1. Field of the Invention
The present invention relates to the underfilling and encapsulation of semiconductor devices on a carrier substrate. More specifically, the present invention relates to a method of fabricating a semiconductor assembly, wherein the underfill and encapsulation materials may exhibit differing material properties and are formed using stereolithography.
2. State of the Art
Flip-chip style packaging for semiconductor dice is becoming ever more popular. In a flip-chip package, an array or pattern of external conductive elements such as solder bumps, or conductive or conductor-filled epoxy pillars, protrude from the active surface of the semiconductor die for use in mechanically and electrically connecting the semiconductor die to the patterned ends of conductive traces of higher level packaging, such as a carrier substrate.
There is typically a substantial mismatch in the coefficient of thermal expansion (CTE) between the material of the semiconductor die and that of the carrier substrate, such as a printed circuit board or interposer, bearing the conductive traces to which the external conductive elements of the die are bonded. Due to this substantial CTE mismatch, significant stresses develop between the semiconductor die and carrier substrate during normal thermal cycling. Without a strong mechanical attachment of the semiconductor die to the substrate, the die may debond from the carrier substrate, or one or more of the external conductive elements may fracture or release from its corresponding conductive trace. In addition, the small spacing or pitch of the external conductive elements creates a significant potential for shorting between adjacent conductive elements or conductive elements and adjacent carrier substrate traces due to the presence of a dust particle or condensed moisture between the semiconductor die and the carrier substrate. Therefore, when a flip-chip type of electronic device, such as a semiconductor die, is conductively attached to a carrier substrate, underfilling the space between the device and substrate with an electrically insulative material is very desirable to enhance the mechanical bond between the die and the carrier substrate and to dielectrically isolate adjacent electrical connections between the die and the carrier substrate.
In the past, underfilling has been achieved using a dielectric, polymeric material that is heated to a temperature sufficient for it to flow. A vacuum source is typically used to draw the heated, viscous, dielectric material to fill the region between the substrate and the semiconductor die. However, effecting adequate removal of air, water vapor, and moisture from between the substrate and the semiconductor die has always been a problem associated with the conventional underfill process. A more controlled and precise manufacturing technique termed “stereolithography,” also known as “layered manufacturing,” has been employed recently to form the underfill and encapsulation region in semiconductor packages.

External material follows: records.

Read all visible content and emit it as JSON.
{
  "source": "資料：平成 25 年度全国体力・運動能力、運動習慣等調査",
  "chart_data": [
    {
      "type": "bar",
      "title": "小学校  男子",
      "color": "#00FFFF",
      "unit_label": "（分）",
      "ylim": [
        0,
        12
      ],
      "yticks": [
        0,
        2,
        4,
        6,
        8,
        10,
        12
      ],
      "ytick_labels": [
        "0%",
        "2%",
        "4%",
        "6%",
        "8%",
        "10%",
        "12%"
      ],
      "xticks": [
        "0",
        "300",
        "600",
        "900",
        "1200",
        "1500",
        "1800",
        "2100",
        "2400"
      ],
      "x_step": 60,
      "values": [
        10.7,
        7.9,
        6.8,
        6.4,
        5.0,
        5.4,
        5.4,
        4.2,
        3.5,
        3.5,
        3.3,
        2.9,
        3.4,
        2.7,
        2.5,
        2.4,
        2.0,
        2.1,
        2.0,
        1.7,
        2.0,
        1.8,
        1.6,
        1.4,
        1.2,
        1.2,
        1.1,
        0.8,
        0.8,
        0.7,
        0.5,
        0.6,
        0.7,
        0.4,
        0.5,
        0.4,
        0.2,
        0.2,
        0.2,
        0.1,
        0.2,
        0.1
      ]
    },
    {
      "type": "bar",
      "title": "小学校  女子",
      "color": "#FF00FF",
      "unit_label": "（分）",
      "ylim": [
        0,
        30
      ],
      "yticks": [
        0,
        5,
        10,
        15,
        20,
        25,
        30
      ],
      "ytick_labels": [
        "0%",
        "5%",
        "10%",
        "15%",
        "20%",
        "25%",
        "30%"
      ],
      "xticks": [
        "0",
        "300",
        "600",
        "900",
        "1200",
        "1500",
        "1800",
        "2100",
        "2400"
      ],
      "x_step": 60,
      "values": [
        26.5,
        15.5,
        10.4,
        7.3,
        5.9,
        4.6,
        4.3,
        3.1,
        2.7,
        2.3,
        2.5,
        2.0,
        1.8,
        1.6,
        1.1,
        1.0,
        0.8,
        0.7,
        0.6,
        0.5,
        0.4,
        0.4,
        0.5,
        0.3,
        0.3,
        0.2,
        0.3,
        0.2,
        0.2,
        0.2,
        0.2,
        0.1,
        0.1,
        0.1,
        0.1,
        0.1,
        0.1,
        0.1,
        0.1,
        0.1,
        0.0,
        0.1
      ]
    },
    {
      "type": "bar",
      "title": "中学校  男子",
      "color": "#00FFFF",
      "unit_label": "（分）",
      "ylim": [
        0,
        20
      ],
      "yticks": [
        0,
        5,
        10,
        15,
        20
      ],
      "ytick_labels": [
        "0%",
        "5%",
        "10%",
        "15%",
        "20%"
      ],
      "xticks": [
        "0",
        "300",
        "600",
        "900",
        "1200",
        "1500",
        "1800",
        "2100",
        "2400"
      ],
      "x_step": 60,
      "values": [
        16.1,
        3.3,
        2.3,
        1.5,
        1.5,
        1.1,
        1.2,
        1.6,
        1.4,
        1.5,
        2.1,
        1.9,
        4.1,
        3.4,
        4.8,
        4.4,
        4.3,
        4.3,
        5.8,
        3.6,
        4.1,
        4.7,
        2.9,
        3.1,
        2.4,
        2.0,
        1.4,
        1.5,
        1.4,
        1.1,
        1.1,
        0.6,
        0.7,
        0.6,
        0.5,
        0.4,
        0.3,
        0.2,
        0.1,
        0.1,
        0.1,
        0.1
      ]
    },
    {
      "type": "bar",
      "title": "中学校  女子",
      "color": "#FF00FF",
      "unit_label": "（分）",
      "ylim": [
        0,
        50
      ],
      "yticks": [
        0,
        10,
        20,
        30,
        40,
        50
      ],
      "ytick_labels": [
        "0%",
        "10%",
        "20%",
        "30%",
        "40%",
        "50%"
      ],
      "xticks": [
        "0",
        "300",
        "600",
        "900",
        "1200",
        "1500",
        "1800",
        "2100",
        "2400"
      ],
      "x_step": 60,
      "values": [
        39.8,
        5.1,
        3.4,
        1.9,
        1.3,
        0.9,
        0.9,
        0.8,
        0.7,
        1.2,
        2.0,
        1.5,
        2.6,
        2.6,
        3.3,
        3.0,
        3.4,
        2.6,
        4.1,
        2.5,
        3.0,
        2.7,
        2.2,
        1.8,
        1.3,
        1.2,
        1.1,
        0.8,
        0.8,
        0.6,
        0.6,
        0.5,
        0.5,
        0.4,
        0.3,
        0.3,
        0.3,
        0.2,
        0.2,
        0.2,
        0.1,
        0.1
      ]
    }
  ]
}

A representative patent disclosing forming the underfill and encapsulation structures of semiconductor device assemblies using stereolithography, assigned to the current assignee of the present application, is U.S. Pat. No. 6,537,482 to Farnworth (hereinafter “the '482 Farnworth Patent”), the disclosure of which is herein incorporated by reference. As shown in FIG. 1, the '482 Farnworth Patent discloses semiconductor device assembly 40 having an underfill and encapsulation region formed using stereolithography. Semiconductor dice 20 having an active surface 22, back side 18, and lateral sides 24 is illustrated having a flip-chip configuration using a ball grid array (BGA) of external conductive elements 30 bonded to a plurality of conductive bond pads 32 contained on the active surface 22. The external conductive elements 30 are bonded to conductive traces 14 on the face 12 of the carrier substrate 10. An underfill structure 50 is formed of a polymerized material that fills the spaces 34 between each semiconductor die 20 and the carrier substrate 10. An encapsulation region or structure 48 formed of a polymerized material, contiguous with the underfill structure 50, seals and protects each semiconductor die 20. The underfill structure 50 and the encapsulation region 48 are formed by immersing the semiconductor device assembly to a predetermined depth in a bath of a liquid photopolymer resin and subsequently curing it using either a controlled light source, thermal process, or both. The process is repeated as necessary to form the complete semiconductor package as exemplified by the semiconductor device assembly 40 shown in FIG. 1.
While the '482 Farnworth Patent provides a useful method for encapsulating and underfilling a semiconductor die to form a semiconductor package, it is limited to forming the underfill and encapsulation regions from a photopolymerizable material having uniform material properties and formed from conventional photopolymerizable materials. Therefore, it is desirable to develop a method that enables varying the photopolymerizable material used to form the underfill and encapsulation regions of the semiconductor package. Furthermore, it would be desirable to tailor the material properties of the photopolymerizable material used to form the underfill and encapsulation structures in specific regions to reduce the thermal stresses experienced by the semiconductor package in service and enable protection of the semiconductor package from external elements.